Insurance companies argue that there is a statistical correlation between insurance credit scores and homeowner insurance losses. FTCR and other consumer groups dispute the correlation, but argue that even if there were a correlation, it would not justify the use of credit scores for setting insurance rates.

"Just because someone has a low credit score, it doesn't mean a windstorm will blow shingles off their roof and force them to file a claim," said Heller. "People have credit trouble for all sorts of reasons, including medical catastrophe, divorce, job loss, and identity theft, and that should have no bearing on their insurance premium."
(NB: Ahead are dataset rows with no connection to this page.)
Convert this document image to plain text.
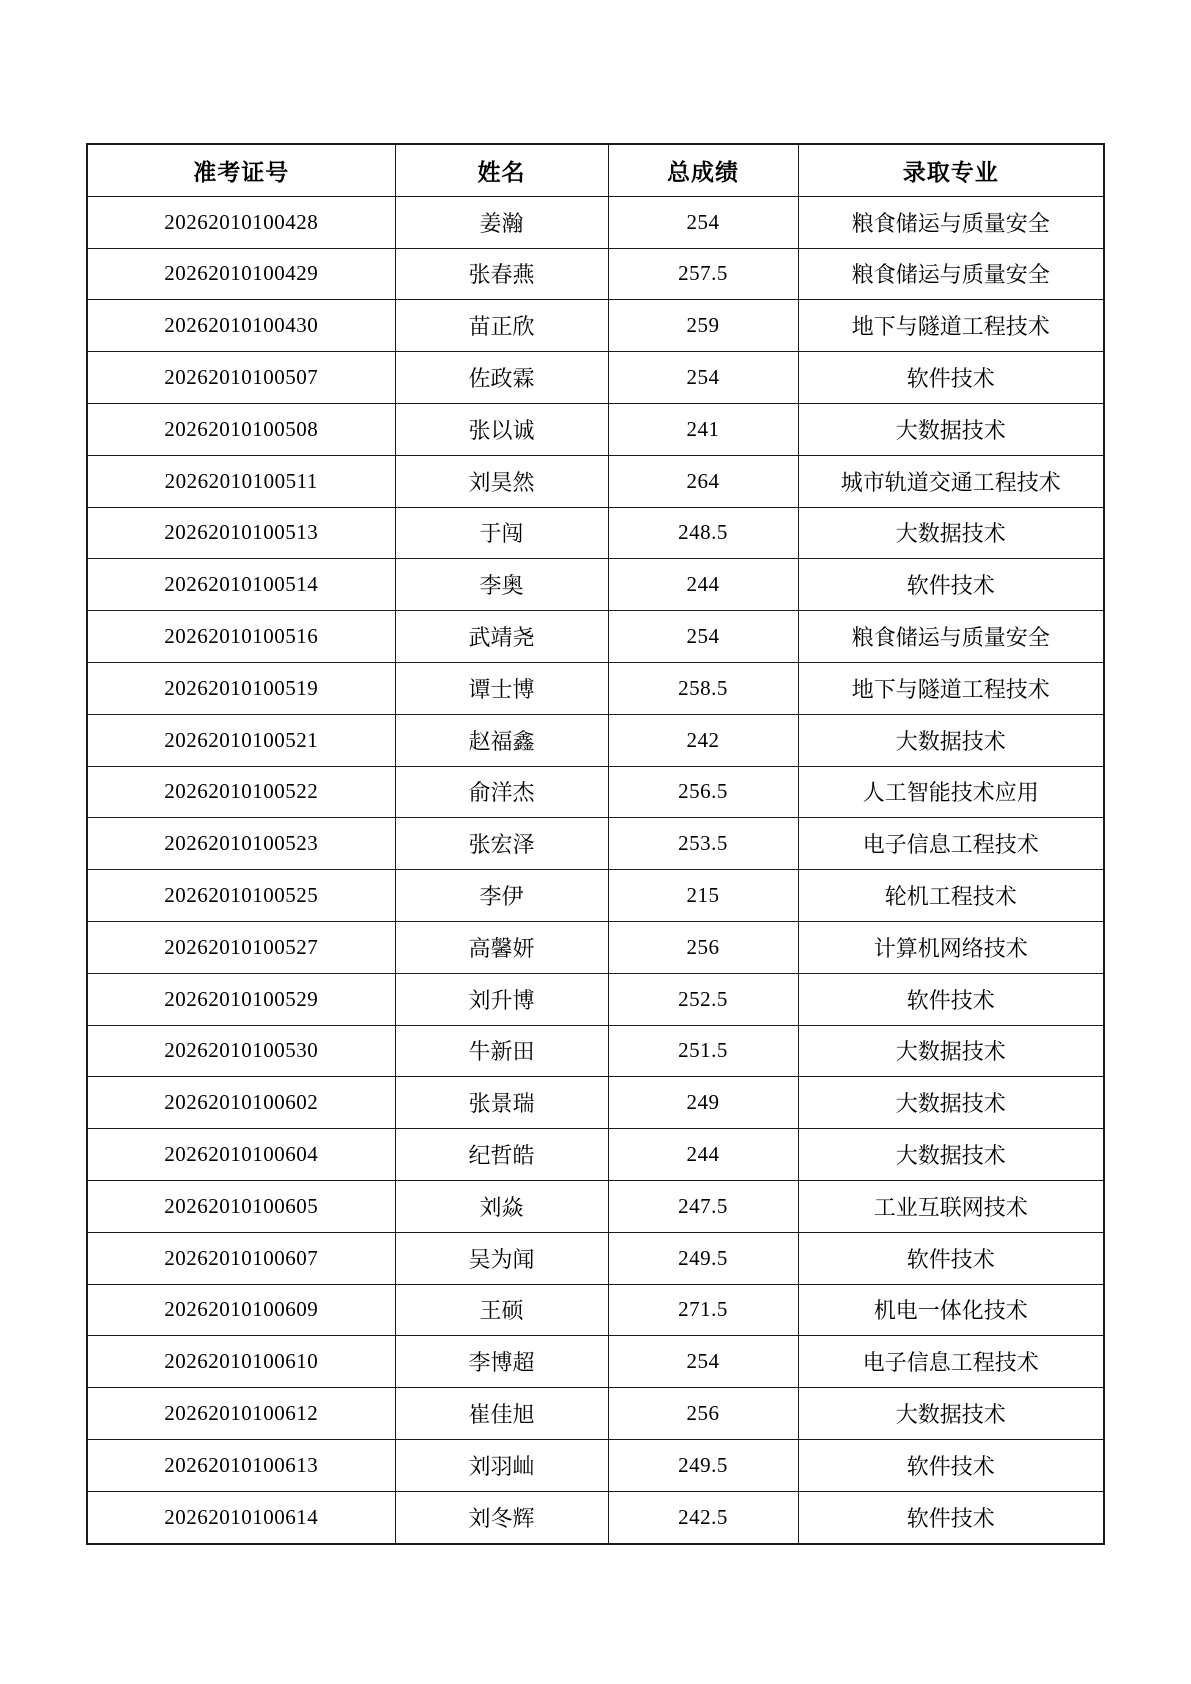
准考证号	姓名	总成绩	录取专业
20262010100428	姜瀚	254	粮食储运与质量安全
20262010100429	张春燕	257.5	粮食储运与质量安全
20262010100430	苗正欣	259	地下与隧道工程技术
20262010100507	佐政霖	254	软件技术
20262010100508	张以诚	241	大数据技术
20262010100511	刘昊然	264	城市轨道交通工程技术
20262010100513	于闯	248.5	大数据技术
20262010100514	李奥	244	软件技术
20262010100516	武靖尧	254	粮食储运与质量安全
20262010100519	谭士博	258.5	地下与隧道工程技术
20262010100521	赵福鑫	242	大数据技术
20262010100522	俞洋杰	256.5	人工智能技术应用
20262010100523	张宏泽	253.5	电子信息工程技术
20262010100525	李伊	215	轮机工程技术
20262010100527	高馨妍	256	计算机网络技术
20262010100529	刘升博	252.5	软件技术
20262010100530	牛新田	251.5	大数据技术
20262010100602	张景瑞	249	大数据技术
20262010100604	纪哲皓	244	大数据技术
20262010100605	刘焱	247.5	工业互联网技术
20262010100607	吴为闻	249.5	软件技术
20262010100609	王硕	271.5	机电一体化技术
20262010100610	李博超	254	电子信息工程技术
20262010100612	崔佳旭	256	大数据技术
20262010100613	刘羽屾	249.5	软件技术
20262010100614	刘冬辉	242.5	软件技术
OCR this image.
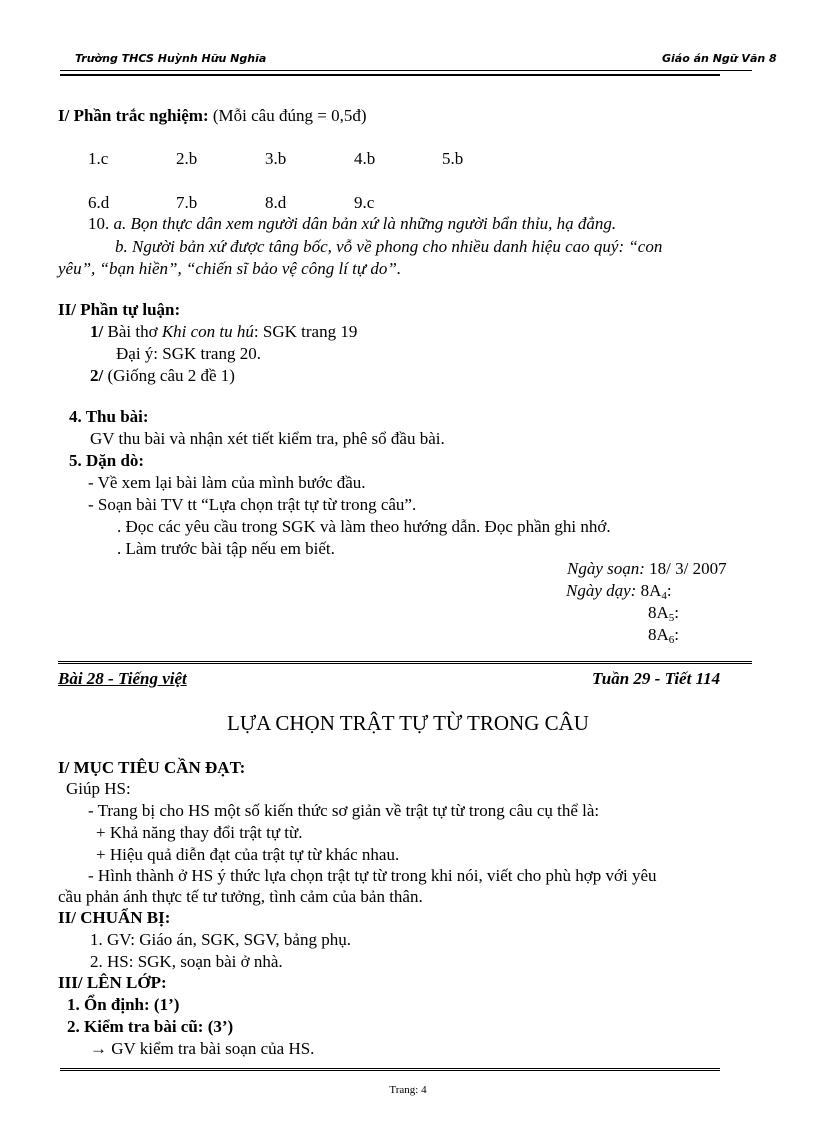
Trường THCS Huỳnh Hữu Nghĩa	Giáo án Ngữ Văn 8
I/ Phần trắc nghiệm: (Mỗi câu đúng = 0,5đ)
1.c	2.b	3.b	4.b	5.b
6.d	7.b	8.d	9.c
10. a. Bọn thực dân xem người dân bản xứ là những người bẩn thỉu, hạ đẳng.
b. Người bản xứ được tâng bốc, vỗ về phong cho nhiều danh hiệu cao quý: “con
yêu”, “bạn hiền”, “chiến sĩ bảo vệ công lí tự do”.
II/ Phần tự luận:
1/ Bài thơ Khi con tu hú: SGK trang 19
Đại ý: SGK trang 20.
2/ (Giống câu 2 đề 1)
4. Thu bài:
GV thu bài và nhận xét tiết kiểm tra, phê sổ đầu bài.
5. Dặn dò:
- Về xem lại bài làm của mình bước đầu.
- Soạn bài TV tt “Lựa chọn trật tự từ trong câu”.
. Đọc các yêu cầu trong SGK và làm theo hướng dẫn. Đọc phần ghi nhớ.
. Làm trước bài tập nếu em biết.
Ngày soạn: 18/ 3/ 2007
Ngày dạy: $8A_4$:
$8A_5$:
$8A_6$:
Bài 28 - Tiếng việt	Tuần 29 - Tiết 114
LỰA CHỌN TRẬT TỰ TỪ TRONG CÂU
I/ MỤC TIÊU CẦN ĐẠT:
Giúp HS:
- Trang bị cho HS một số kiến thức sơ giản về trật tự từ trong câu cụ thể là:
+ Khả năng thay đổi trật tự từ.
+ Hiệu quả diễn đạt của trật tự từ khác nhau.
- Hình thành ở HS ý thức lựa chọn trật tự từ trong khi nói, viết cho phù hợp với yêu
cầu phản ánh thực tế tư tưởng, tình cảm của bản thân.
II/ CHUẨN BỊ:
1. GV: Giáo án, SGK, SGV, bảng phụ.
2. HS: SGK, soạn bài ở nhà.
III/ LÊN LỚP:
1. Ổn định: (1’)
2. Kiểm tra bài cũ: (3’)
→ GV kiểm tra bài soạn của HS.
Trang: 4
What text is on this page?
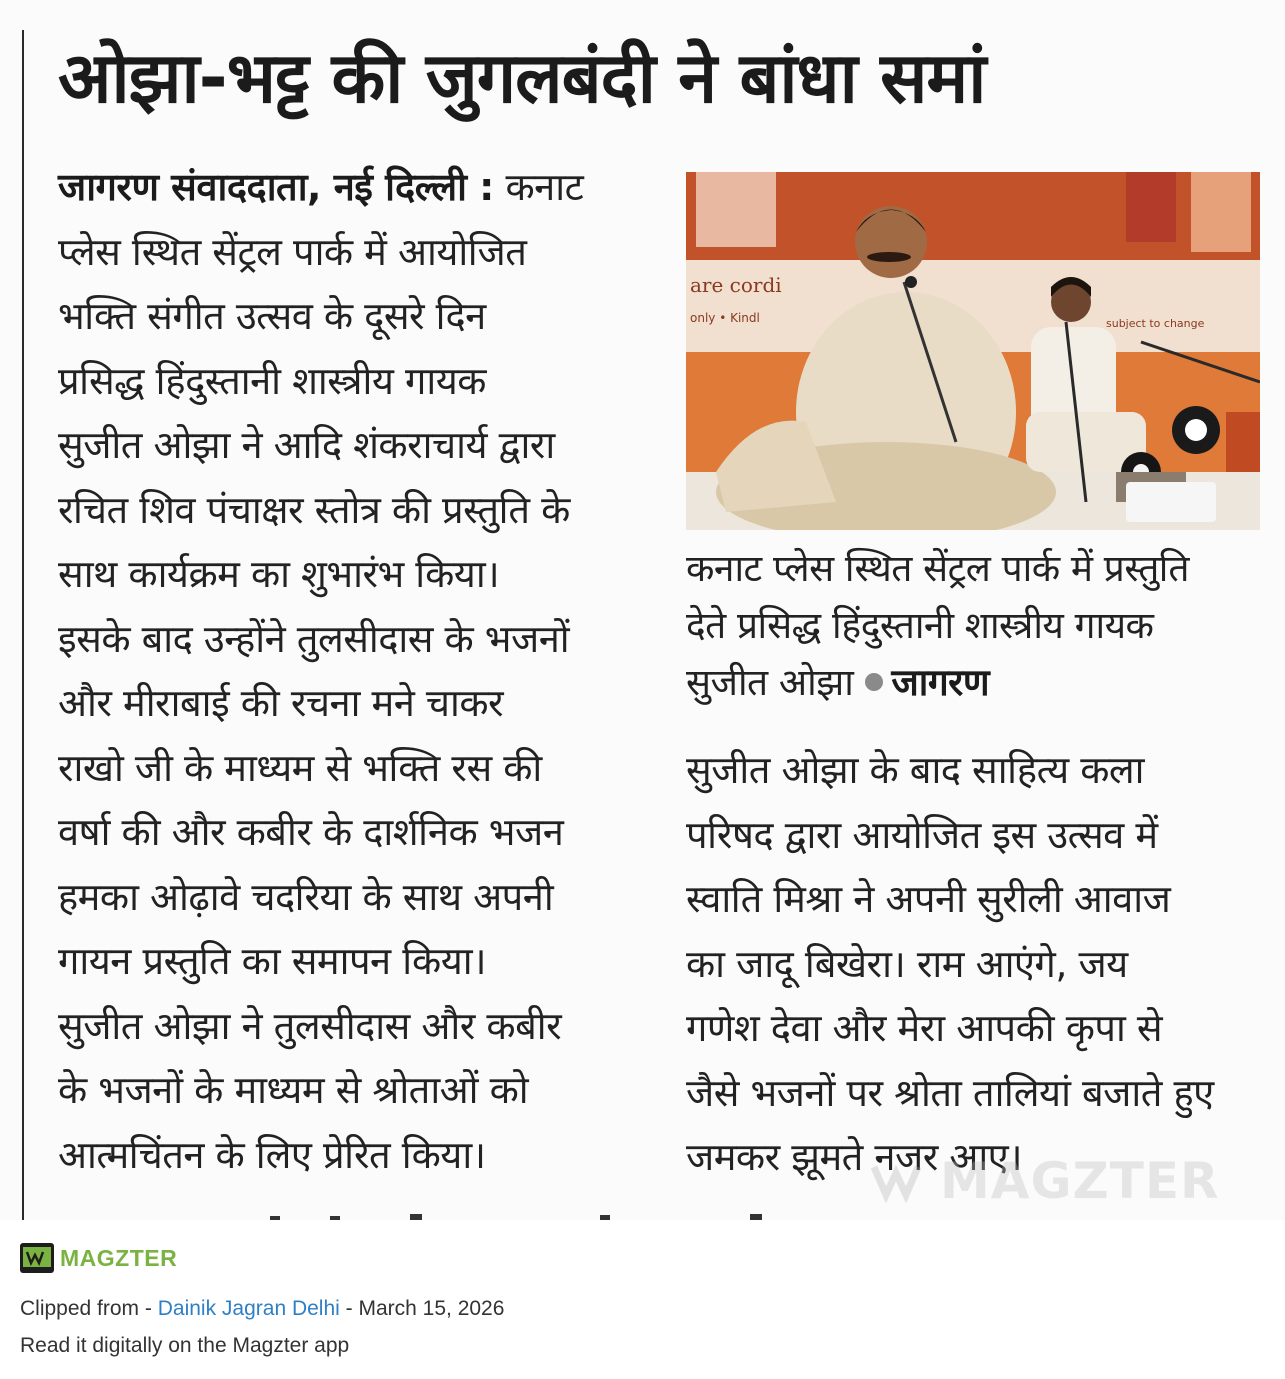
ओझा-भट्ट की जुगलबंदी ने बांधा समां
जागरण संवाददाता, नई दिल्ली : कनाट
प्लेस स्थित सेंट्रल पार्क में आयोजित
भक्ति संगीत उत्सव के दूसरे दिन
प्रसिद्ध हिंदुस्तानी शास्त्रीय गायक
सुजीत ओझा ने आदि शंकराचार्य द्वारा
रचित शिव पंचाक्षर स्तोत्र की प्रस्तुति के
साथ कार्यक्रम का शुभारंभ किया।
इसके बाद उन्होंने तुलसीदास के भजनों
और मीराबाई की रचना मने चाकर
राखो जी के माध्यम से भक्ति रस की
वर्षा की और कबीर के दार्शनिक भजन
हमका ओढ़ावे चदरिया के साथ अपनी
गायन प्रस्तुति का समापन किया।
सुजीत ओझा ने तुलसीदास और कबीर
के भजनों के माध्यम से श्रोताओं को
आत्मचिंतन के लिए प्रेरित किया।
are cordi
only • Kindl	subject to change
कनाट प्लेस स्थित सेंट्रल पार्क में प्रस्तुति
देते प्रसिद्ध हिंदुस्तानी शास्त्रीय गायक
सुजीत ओझा जागरण
सुजीत ओझा के बाद साहित्य कला
परिषद द्वारा आयोजित इस उत्सव में
स्वाति मिश्रा ने अपनी सुरीली आवाज
का जादू बिखेरा। राम आएंगे, जय
गणेश देवा और मेरा आपकी कृपा से
जैसे भजनों पर श्रोता तालियां बजाते हुए
जमकर झूमते नजर आए।
MAGZTER
MAGZTER
Clipped from - Dainik Jagran Delhi - March 15, 2026
Read it digitally on the Magzter app
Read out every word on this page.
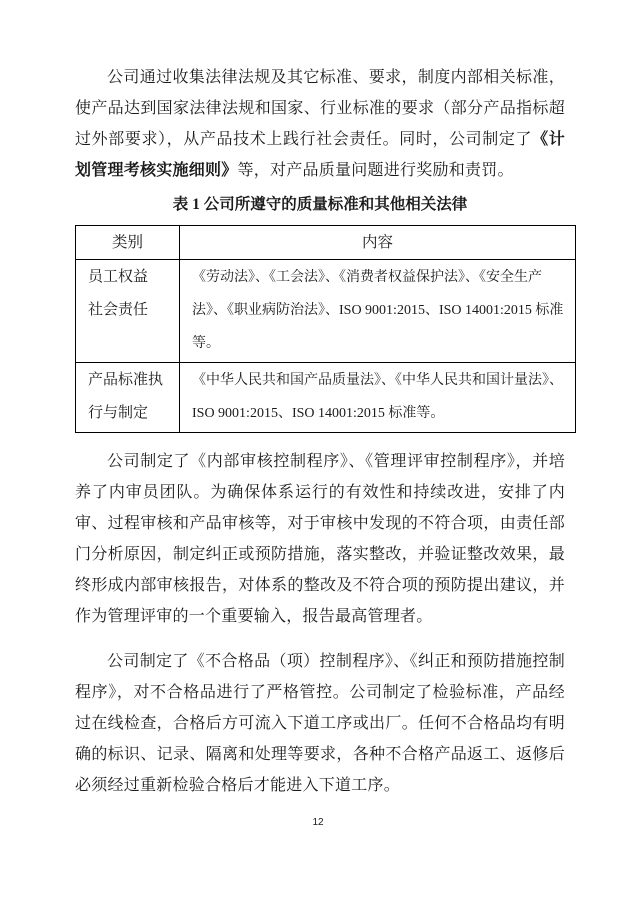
公司通过收集法律法规及其它标准、要求，制度内部相关标准，使产品达到国家法律法规和国家、行业标准的要求（部分产品指标超过外部要求），从产品技术上践行社会责任。同时，公司制定了《计划管理考核实施细则》等，对产品质量问题进行奖励和责罚。

表 1 公司所遵守的质量标准和其他相关法律
类别	内容

员工权益
社会责任	《劳动法》、《工会法》、《消费者权益保护法》、《安全生产法》、《职业病防治法》、ISO 9001:2015、ISO 14001:2015 标准等。

产品标准执
行与制定	《中华人民共和国产品质量法》、《中华人民共和国计量法》、ISO 9001:2015、ISO 14001:2015 标准等。

公司制定了《内部审核控制程序》、《管理评审控制程序》，并培养了内审员团队。为确保体系运行的有效性和持续改进，安排了内审、过程审核和产品审核等，对于审核中发现的不符合项，由责任部门分析原因，制定纠正或预防措施，落实整改，并验证整改效果，最终形成内部审核报告，对体系的整改及不符合项的预防提出建议，并作为管理评审的一个重要输入，报告最高管理者。

公司制定了《不合格品（项）控制程序》、《纠正和预防措施控制程序》，对不合格品进行了严格管控。公司制定了检验标准，产品经过在线检查，合格后方可流入下道工序或出厂。任何不合格品均有明确的标识、记录、隔离和处理等要求，各种不合格产品返工、返修后必须经过重新检验合格后才能进入下道工序。

12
On the 19 member committee, 7 members voted yes (Ed Chavez, Lou Correa, Dario Frommer, Paul Koretz, Sally Lieber, Juan Vargas, and Mark Ridley-Thomas), 6 members did not vote (Russ Bogh, Ron Calderon, Manny Diaz, John Dutra, Jerome Horton and George Nakano), and 6 voted no (John Benoit, John Campbell, Robert Dutton, Ken Maddox, Dennis Mountjoy and Keith Richman)

FTCR also noted that one company is now selling information about consumers' check writing habits to insurers as a way to refine their customers' credit score information. Consumer advocates said that "insurance companies' use of all this personal financial information is another unwanted and unwarranted invasion of consumer privacy."